Changing career to suit me
Now that I have been diagnosed with AS I can finally tell myself that it is ok that I cannot handle a job with a 40 hour work week in a workplace. I am hoping to get some career ideas if I explain some things about myself on here. I am a 25 year old female and I live in New England outside of a major city. My time spent running a small business, bookkeeping, marketing, interacting with clients for a very short amount of time at once, making calls, solving problems creatively could be useful in other ways now I hope. I entered a university right after slacking through high school into their chemistry program. I am strong in chemistry and biology but not physics. I do not mind if my work is repetitive.

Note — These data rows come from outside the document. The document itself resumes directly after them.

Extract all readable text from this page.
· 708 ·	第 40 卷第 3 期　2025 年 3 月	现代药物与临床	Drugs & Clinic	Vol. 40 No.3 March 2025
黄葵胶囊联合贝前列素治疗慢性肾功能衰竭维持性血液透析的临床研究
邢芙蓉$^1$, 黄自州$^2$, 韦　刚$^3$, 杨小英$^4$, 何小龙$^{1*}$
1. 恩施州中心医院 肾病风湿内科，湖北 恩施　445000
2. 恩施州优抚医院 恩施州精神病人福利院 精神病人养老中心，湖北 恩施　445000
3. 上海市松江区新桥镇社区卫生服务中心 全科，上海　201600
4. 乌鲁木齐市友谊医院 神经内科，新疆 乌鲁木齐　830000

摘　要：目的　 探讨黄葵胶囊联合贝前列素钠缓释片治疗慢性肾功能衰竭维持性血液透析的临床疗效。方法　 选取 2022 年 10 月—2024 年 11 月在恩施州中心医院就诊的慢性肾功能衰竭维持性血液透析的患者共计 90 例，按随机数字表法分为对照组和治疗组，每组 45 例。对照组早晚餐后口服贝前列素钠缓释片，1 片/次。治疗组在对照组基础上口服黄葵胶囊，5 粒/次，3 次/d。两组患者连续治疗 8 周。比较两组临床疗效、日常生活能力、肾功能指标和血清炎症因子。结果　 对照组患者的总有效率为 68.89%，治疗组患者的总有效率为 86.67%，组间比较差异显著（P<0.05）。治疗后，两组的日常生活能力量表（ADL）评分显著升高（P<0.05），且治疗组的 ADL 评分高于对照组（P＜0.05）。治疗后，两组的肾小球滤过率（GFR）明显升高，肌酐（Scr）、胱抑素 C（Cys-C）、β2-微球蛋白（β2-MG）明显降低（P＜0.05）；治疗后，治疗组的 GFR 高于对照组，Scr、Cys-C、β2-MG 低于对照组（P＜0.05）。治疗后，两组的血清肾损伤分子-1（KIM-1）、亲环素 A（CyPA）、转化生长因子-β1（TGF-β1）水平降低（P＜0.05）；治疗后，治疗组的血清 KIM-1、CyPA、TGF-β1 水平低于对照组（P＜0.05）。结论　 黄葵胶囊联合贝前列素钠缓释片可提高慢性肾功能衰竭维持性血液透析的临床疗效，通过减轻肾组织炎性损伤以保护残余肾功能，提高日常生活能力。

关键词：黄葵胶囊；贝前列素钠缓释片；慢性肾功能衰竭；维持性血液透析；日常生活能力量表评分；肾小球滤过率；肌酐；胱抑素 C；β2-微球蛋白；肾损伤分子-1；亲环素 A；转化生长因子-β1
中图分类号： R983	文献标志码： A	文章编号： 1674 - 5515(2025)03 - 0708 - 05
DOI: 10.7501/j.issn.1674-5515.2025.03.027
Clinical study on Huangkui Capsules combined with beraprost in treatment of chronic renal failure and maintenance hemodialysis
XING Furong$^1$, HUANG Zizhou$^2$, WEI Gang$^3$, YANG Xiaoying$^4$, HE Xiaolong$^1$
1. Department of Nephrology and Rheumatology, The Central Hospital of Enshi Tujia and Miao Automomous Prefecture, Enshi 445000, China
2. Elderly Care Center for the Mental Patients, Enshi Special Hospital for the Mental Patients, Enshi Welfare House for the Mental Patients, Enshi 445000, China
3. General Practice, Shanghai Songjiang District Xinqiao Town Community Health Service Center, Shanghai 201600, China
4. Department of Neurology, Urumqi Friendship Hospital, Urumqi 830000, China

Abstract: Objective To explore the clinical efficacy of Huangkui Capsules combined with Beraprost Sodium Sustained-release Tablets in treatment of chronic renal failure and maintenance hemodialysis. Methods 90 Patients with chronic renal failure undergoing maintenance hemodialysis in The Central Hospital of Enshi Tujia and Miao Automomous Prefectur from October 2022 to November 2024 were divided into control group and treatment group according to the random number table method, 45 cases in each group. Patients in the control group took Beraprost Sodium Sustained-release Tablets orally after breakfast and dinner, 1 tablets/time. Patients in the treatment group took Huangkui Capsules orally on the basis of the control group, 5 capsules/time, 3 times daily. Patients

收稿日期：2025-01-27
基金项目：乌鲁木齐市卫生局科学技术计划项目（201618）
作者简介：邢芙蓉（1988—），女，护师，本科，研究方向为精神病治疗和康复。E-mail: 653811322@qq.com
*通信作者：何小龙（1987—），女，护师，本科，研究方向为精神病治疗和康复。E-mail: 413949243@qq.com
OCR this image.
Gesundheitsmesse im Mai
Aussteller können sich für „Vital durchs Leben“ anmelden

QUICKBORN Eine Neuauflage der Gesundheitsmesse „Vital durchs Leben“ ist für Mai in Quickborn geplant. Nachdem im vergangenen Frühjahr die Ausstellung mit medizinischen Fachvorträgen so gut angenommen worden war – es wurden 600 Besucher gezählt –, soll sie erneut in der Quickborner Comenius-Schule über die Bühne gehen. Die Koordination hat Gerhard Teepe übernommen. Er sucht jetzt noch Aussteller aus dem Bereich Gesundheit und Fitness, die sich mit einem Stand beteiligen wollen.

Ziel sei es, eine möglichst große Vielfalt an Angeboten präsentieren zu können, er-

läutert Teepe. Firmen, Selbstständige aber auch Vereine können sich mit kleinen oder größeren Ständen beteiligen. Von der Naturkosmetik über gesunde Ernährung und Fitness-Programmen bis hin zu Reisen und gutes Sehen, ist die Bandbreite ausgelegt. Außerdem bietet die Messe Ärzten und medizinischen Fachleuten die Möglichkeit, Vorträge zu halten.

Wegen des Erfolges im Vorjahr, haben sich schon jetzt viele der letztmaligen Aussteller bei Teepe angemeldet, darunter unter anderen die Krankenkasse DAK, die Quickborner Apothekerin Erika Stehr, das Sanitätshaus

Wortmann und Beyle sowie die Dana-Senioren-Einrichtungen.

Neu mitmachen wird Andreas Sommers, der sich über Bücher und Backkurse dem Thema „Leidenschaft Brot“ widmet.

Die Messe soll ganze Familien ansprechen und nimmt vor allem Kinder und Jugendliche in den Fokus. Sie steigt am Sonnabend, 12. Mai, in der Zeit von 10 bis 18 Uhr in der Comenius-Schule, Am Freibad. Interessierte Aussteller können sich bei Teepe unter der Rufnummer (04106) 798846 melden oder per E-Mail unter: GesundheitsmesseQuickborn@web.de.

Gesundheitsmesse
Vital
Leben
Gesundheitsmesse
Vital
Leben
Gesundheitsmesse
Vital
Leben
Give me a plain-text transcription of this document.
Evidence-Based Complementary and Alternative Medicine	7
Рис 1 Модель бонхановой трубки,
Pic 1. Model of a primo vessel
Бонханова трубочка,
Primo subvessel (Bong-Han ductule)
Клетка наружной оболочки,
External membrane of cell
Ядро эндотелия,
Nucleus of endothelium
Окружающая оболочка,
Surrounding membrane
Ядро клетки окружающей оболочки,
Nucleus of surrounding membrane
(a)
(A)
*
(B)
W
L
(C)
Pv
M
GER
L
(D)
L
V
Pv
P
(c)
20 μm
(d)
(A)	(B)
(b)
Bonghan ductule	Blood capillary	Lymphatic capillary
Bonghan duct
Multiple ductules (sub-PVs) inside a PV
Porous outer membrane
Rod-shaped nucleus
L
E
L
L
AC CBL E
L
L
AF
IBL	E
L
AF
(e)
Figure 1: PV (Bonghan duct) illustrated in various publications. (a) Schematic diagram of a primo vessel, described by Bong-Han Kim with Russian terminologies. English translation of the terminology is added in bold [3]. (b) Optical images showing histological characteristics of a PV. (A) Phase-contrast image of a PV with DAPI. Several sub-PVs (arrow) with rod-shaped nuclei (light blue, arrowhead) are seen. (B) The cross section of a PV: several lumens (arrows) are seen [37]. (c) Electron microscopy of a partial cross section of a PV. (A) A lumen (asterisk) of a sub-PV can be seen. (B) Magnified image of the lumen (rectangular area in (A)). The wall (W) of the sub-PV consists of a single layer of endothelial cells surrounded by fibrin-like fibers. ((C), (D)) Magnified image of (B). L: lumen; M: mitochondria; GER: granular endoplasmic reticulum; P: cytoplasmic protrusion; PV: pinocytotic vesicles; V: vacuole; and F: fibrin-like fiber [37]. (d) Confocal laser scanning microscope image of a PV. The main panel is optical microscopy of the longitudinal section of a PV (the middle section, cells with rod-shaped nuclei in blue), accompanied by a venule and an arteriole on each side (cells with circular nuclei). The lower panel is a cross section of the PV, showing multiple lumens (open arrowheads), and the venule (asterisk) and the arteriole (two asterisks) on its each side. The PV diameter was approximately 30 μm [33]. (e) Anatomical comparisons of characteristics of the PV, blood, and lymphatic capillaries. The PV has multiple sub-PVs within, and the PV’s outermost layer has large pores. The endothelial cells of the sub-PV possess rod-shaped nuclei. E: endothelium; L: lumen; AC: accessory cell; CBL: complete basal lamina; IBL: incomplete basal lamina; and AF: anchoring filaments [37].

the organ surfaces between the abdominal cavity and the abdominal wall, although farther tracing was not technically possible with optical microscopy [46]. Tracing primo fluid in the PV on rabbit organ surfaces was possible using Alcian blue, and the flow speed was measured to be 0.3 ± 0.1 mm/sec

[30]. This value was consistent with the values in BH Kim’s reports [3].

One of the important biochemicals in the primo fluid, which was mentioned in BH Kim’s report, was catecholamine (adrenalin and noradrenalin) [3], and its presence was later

I am a good writer but I am very shy with sharing my opinions with strangers. I cannot be yelled at or blamed for things in a less than sensitive way. I just need to be told what is wrong with my work and I am more than willing to fix it and apologize. I can handle deadlines if I am given proper time and not surprised a lot with extra work. I need an option to work from home possibly on certain days or something sort of lenient with days off. I don't miss work a lot but if I need to stay home I need my boss to be understanding. I am a calming person to others, I could possibly go into the psychology field but I don't think I could be a therapist. I can travel possibly but not often. I have no degree but the university I was at does seem to have a great program to aid with learning and other difficulties.
Thanks!
If you live in New England with the skills you describe, bio, chem, writing, please consider the program at Augusta University of Maine, it's a two-year degree for a medical laboratory tech and the jobs are very plentiful in New England, especially Maine and Massachussets. I will need to leave my industry due to physical problems in the coming years, it just happens that restaurants literally break your back eventually. So I need a sit-down job that suits me and the program in Augusta is competitive but I've never had trouble gaining admissions to colleges through my essay writing skills (which you mention you have). To get into this program you have to write a very good essay, have a 2.5 GPA and have taken some of the basic sciences in school. Google clinical laboratory tech Maine program and it will get you the page.
If you find programs near you, those are fine, when you said "major city" it could be Boston, Portland or Providence... not sure what is around in other states. I live in Maine.